Puis il est monté dans ses appartements pour se changer. Car à 20 heures c'est en tenue de général de brigade qu'il apparaît sur les écrans. Comme à chaque crise grave qui secoue la France de Gaulle rappelle au peuple qu'il est militaire et que c'est dans cet uniforme qu'il lança l'Appel du 18 Juin par lequel la France vaincue allait recouvrer son honneur.
Ce 23 avril 1961, au soir d'un beau dimanche de printemps, la population métropolitaine est massée devant ses écrans de télévision. En Algérie chacun tâtonne sur le cadran de son transistor pour parvenir à capter les grandes ondes des radios périphériques ou celles de Radio-Monte-Carlo qui est le poste métropolitain que l'on reçoit le mieux. Les 500 000 gaillards sont tous à l'écoute, et aussi leurs chefs, qu'ils soient fidèles à la République ou ralliés au putsch des généraux.

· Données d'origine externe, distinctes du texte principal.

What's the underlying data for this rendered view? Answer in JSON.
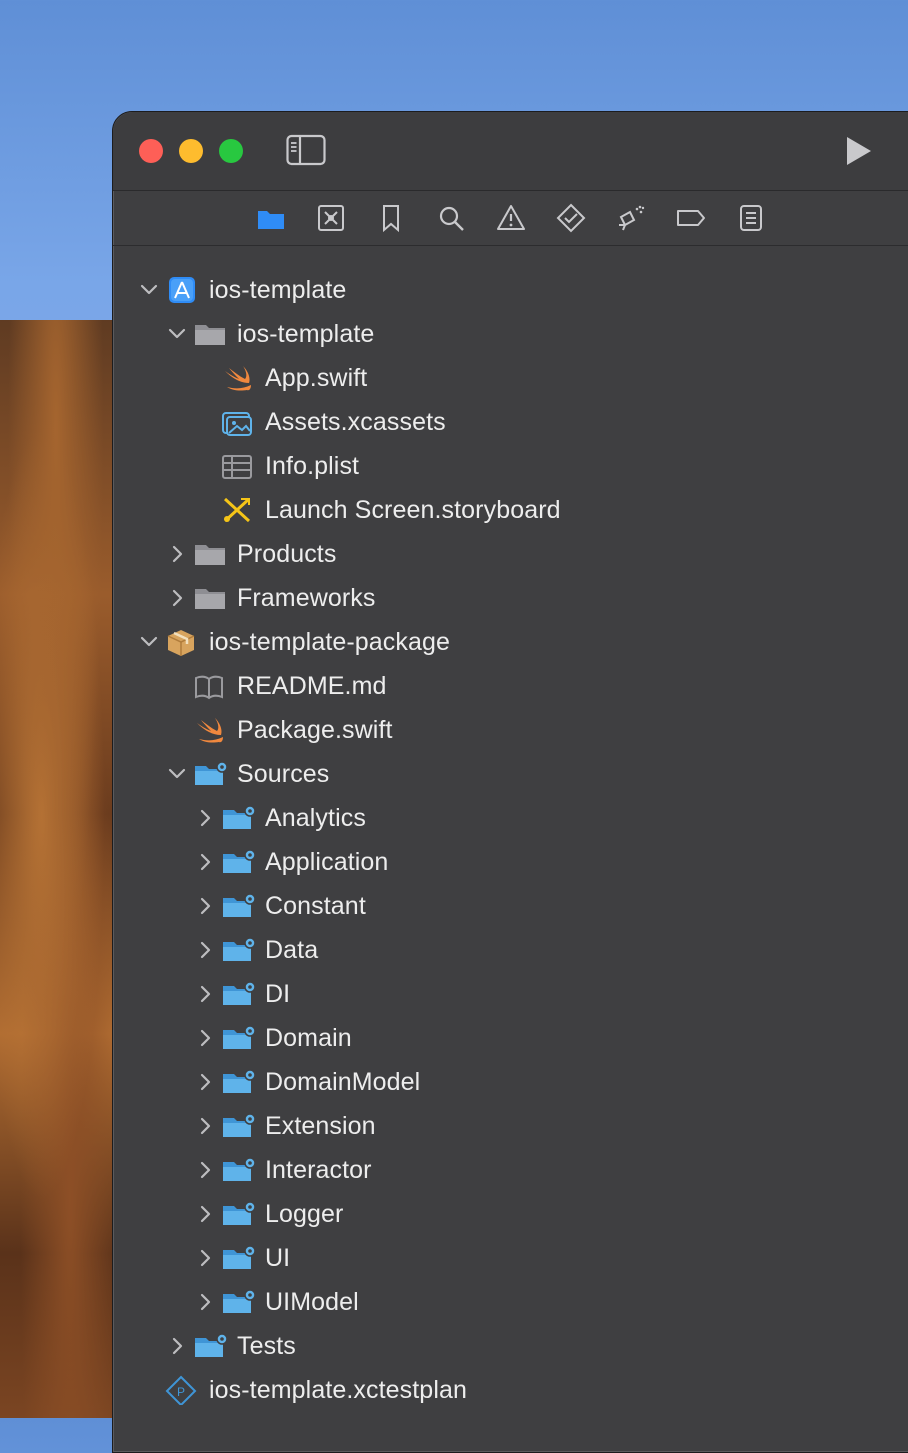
{
  "window": {
    "title_controls": [
      "close",
      "minimize",
      "zoom"
    ]
  },
  "toolbar": {
    "run_icon": "play-icon",
    "sidebar_icon": "sidebar-toggle-icon"
  },
  "navigator_tabs": [
    {
      "icon": "folder-icon",
      "selected": true
    },
    {
      "icon": "source-control-icon"
    },
    {
      "icon": "bookmark-icon"
    },
    {
      "icon": "search-icon"
    },
    {
      "icon": "warning-icon"
    },
    {
      "icon": "test-icon"
    },
    {
      "icon": "debug-icon"
    },
    {
      "icon": "breakpoint-icon"
    },
    {
      "icon": "report-icon"
    }
  ],
  "tree": [
    {
      "label": "ios-template",
      "indent": 0,
      "chevron": "down",
      "icon": "xcode-project-icon"
    },
    {
      "label": "ios-template",
      "indent": 1,
      "chevron": "down",
      "icon": "gray-folder-icon"
    },
    {
      "label": "App.swift",
      "indent": 2,
      "chevron": "none",
      "icon": "swift-file-icon"
    },
    {
      "label": "Assets.xcassets",
      "indent": 2,
      "chevron": "none",
      "icon": "asset-catalog-icon"
    },
    {
      "label": "Info.plist",
      "indent": 2,
      "chevron": "none",
      "icon": "plist-icon"
    },
    {
      "label": "Launch Screen.storyboard",
      "indent": 2,
      "chevron": "none",
      "icon": "storyboard-icon"
    },
    {
      "label": "Products",
      "indent": 1,
      "chevron": "right",
      "icon": "gray-folder-icon"
    },
    {
      "label": "Frameworks",
      "indent": 1,
      "chevron": "right",
      "icon": "gray-folder-icon"
    },
    {
      "label": "ios-template-package",
      "indent": 0,
      "chevron": "down",
      "icon": "package-icon"
    },
    {
      "label": "README.md",
      "indent": 1,
      "chevron": "none",
      "icon": "book-icon"
    },
    {
      "label": "Package.swift",
      "indent": 1,
      "chevron": "none",
      "icon": "swift-file-icon"
    },
    {
      "label": "Sources",
      "indent": 1,
      "chevron": "down",
      "icon": "blue-folder-icon"
    },
    {
      "label": "Analytics",
      "indent": 2,
      "chevron": "right",
      "icon": "blue-folder-icon"
    },
    {
      "label": "Application",
      "indent": 2,
      "chevron": "right",
      "icon": "blue-folder-icon"
    },
    {
      "label": "Constant",
      "indent": 2,
      "chevron": "right",
      "icon": "blue-folder-icon"
    },
    {
      "label": "Data",
      "indent": 2,
      "chevron": "right",
      "icon": "blue-folder-icon"
    },
    {
      "label": "DI",
      "indent": 2,
      "chevron": "right",
      "icon": "blue-folder-icon"
    },
    {
      "label": "Domain",
      "indent": 2,
      "chevron": "right",
      "icon": "blue-folder-icon"
    },
    {
      "label": "DomainModel",
      "indent": 2,
      "chevron": "right",
      "icon": "blue-folder-icon"
    },
    {
      "label": "Extension",
      "indent": 2,
      "chevron": "right",
      "icon": "blue-folder-icon"
    },
    {
      "label": "Interactor",
      "indent": 2,
      "chevron": "right",
      "icon": "blue-folder-icon"
    },
    {
      "label": "Logger",
      "indent": 2,
      "chevron": "right",
      "icon": "blue-folder-icon"
    },
    {
      "label": "UI",
      "indent": 2,
      "chevron": "right",
      "icon": "blue-folder-icon"
    },
    {
      "label": "UIModel",
      "indent": 2,
      "chevron": "right",
      "icon": "blue-folder-icon"
    },
    {
      "label": "Tests",
      "indent": 1,
      "chevron": "right",
      "icon": "blue-folder-icon"
    },
    {
      "label": "ios-template.xctestplan",
      "indent": 0,
      "chevron": "none",
      "icon": "test-plan-icon"
    }
  ],
  "colors": {
    "accent": "#2f8cf6",
    "folder_blue": "#5aaee6",
    "folder_gray": "#9a9a9e",
    "swift": "#f0883e"
  }
}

Dès les premiers mots, on se rend compte que de Gaulle est résolu à se battre et à vaincre par tous les moyens. Le choix des mots est révélateur.
« Un pouvoir insurrectionnel s'est établi en Algérie par un pronunciamiento militaire, dit le Général d'une voix grave et décidée. Les coupables de l'usurpation ont exploité la passion des cadres de certaines unités spécialisées, l'adhésion enflammée d'une partie de la population de souche européenne qu'égarent les craintes et les mythes, l'impuissance des responsables submergés par la conjuration militaire. »

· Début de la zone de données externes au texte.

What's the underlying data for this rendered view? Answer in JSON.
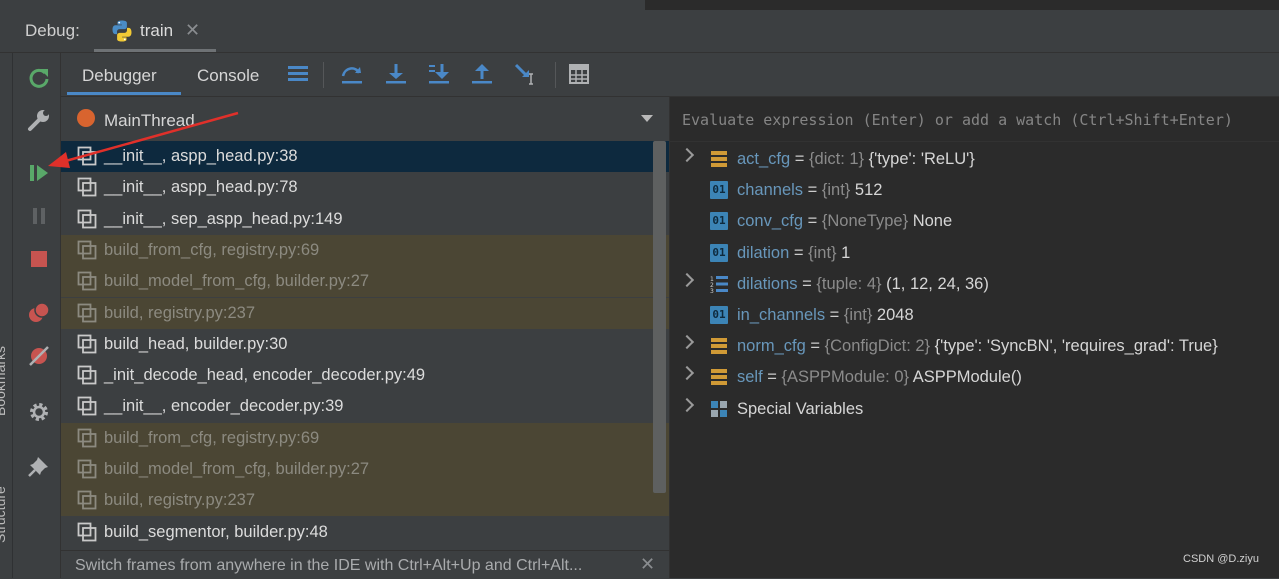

Et c'est la condamnation sans appel des fauteurs de troubles, qu'ils soient généraux ou colonels.

Ce pouvoir a une apparence : un quarteron de généraux en retraite. Il a une réalité : un groupe d'officiers, partisans, ambitieux et fanatiques. Ce groupe et ce quarteron possèdent un savoir-faire expéditif et limité. Mais ils ne voient et ne comprennent la nation et le monde que déformés à travers leur frénésie. Leur entreprise conduit tout droit au désastre national...
Et voici l'Etat bafoué, poursuit le Général, la nation défiée, notre puissance ébranlée, notre prestige international abaissé, notre place et notre rôle en Afrique compromis. Et par qui ? Hélas ! hélas ! par des hommes dont c'était le devoir, l'honneur, la raison d'être de servir et d'obéir.
Mais il n'est pas dans le caractère du Général de se lamenter longtemps. Voici la riposte :
Au nom de la France, j'ordonne que tous les moyens, je dis tous les moyens, soient employés pour barrer partout la route à ces hommes-là, en attendant de les réduire.
Le ton est devenu d'une tension extrême, d'une violence rentrée qui subjugue et effraie à la fois la France à l'écoute de son chef. De Gaulle délie alors tous les soldats de l'obéissance à leurs chefs mutinés.
J'interdis à tout Français, et d'abord à tout soldat, d'exécuter aucun de leurs ordres. L'argument suivant lequel il pourrait être localement nécessaire d'accepter leur commandement sous prétexte d'obligations opérationnelles ou administratives ne saurait tromper personne.
Voilà pour les généraux et colonels hésitants, pour les directeurs du G.G. et leurs adjoints. De Gaulle menace : L'avenir des usurpateurs ne doit être que celui que leur destine la rigueur des lois.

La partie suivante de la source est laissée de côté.